Oh, and I hope you remembered to bake the blanks before you did the cactus juice impregnation, otherwise it won't go well


----------



## Bill Boehme (Feb 9, 2014)

Quickstep said:


> I have 2 questions about baking wood to cure Cactus Juice after the infusion process is complete:
> 
> Is there a formula for how long to bake per inch of thickness? My first victim, er uh, subject is a piece of spalted hackberry - 2" thick by 4-1/2" diameter.
> 
> Also, what I've seen and read indicates using a toaster oven to bake the blank. But, I don't have a toaster oven and don't particularly want one. My kitchen oven is a very temperature accurate convection which I see as a bonus. Is there a reason not to use it?
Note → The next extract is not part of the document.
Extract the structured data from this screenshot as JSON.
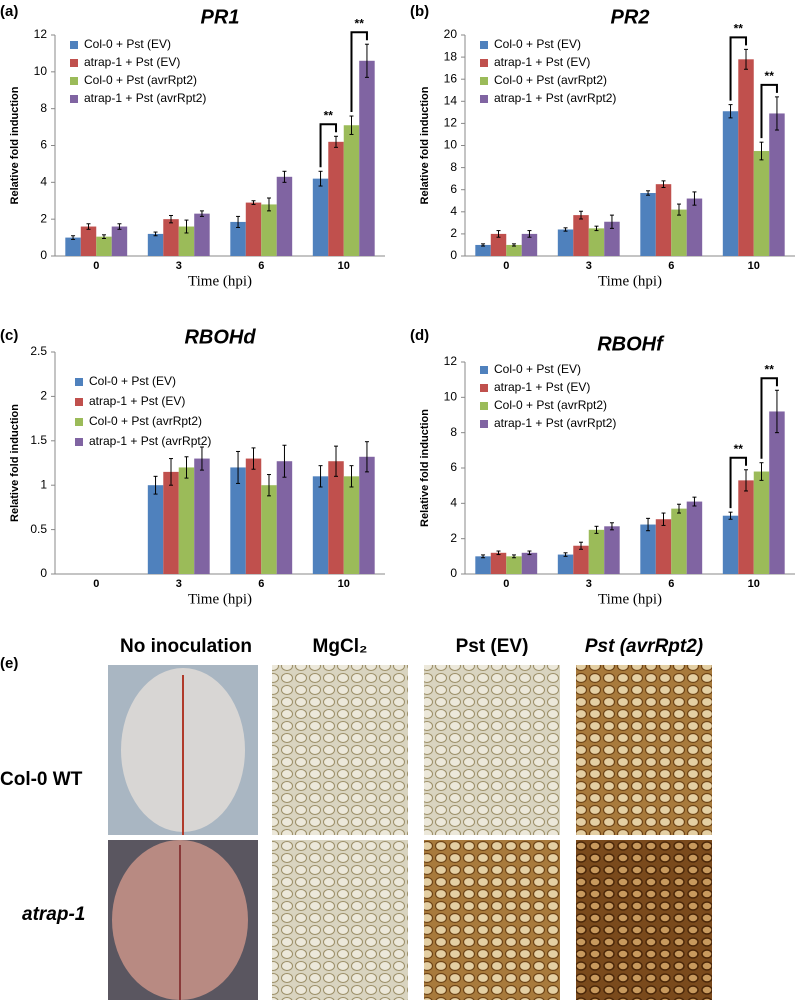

Have you been to the Cactus Juice web site, *www.turntex.com*? It has complete instructions and a number of videos. Here is a link to the page that gives step by step instructions for using *Cactus Juice*. He says to use an oven thermometer to determine the right setting because the temperature scale on toaster ovens aren't very accurate. If you live by yourself and don't mind strong chemical odors then the kitchen oven should be fine, but otherwise get a cheap used toaster oven and do the curing outdoors.


----------



## preacherman (Nov 29, 2011)

I just got my stabilizing set up for Christmas gift and did my first pen blanks this weekend. As far as as baking them I bought a toaster oven and thermometer at Walmart for a grand total of 24 bucks. I didn't think that much was enough to have any concerns over baking in the wifey's kitchen. I would much rather get fussed at for spending 24 dollars (not that she would) than baking wood in her kitchen ( which she would). As far as time I just turned it on to 210 degrees and going to let it set all night.


----------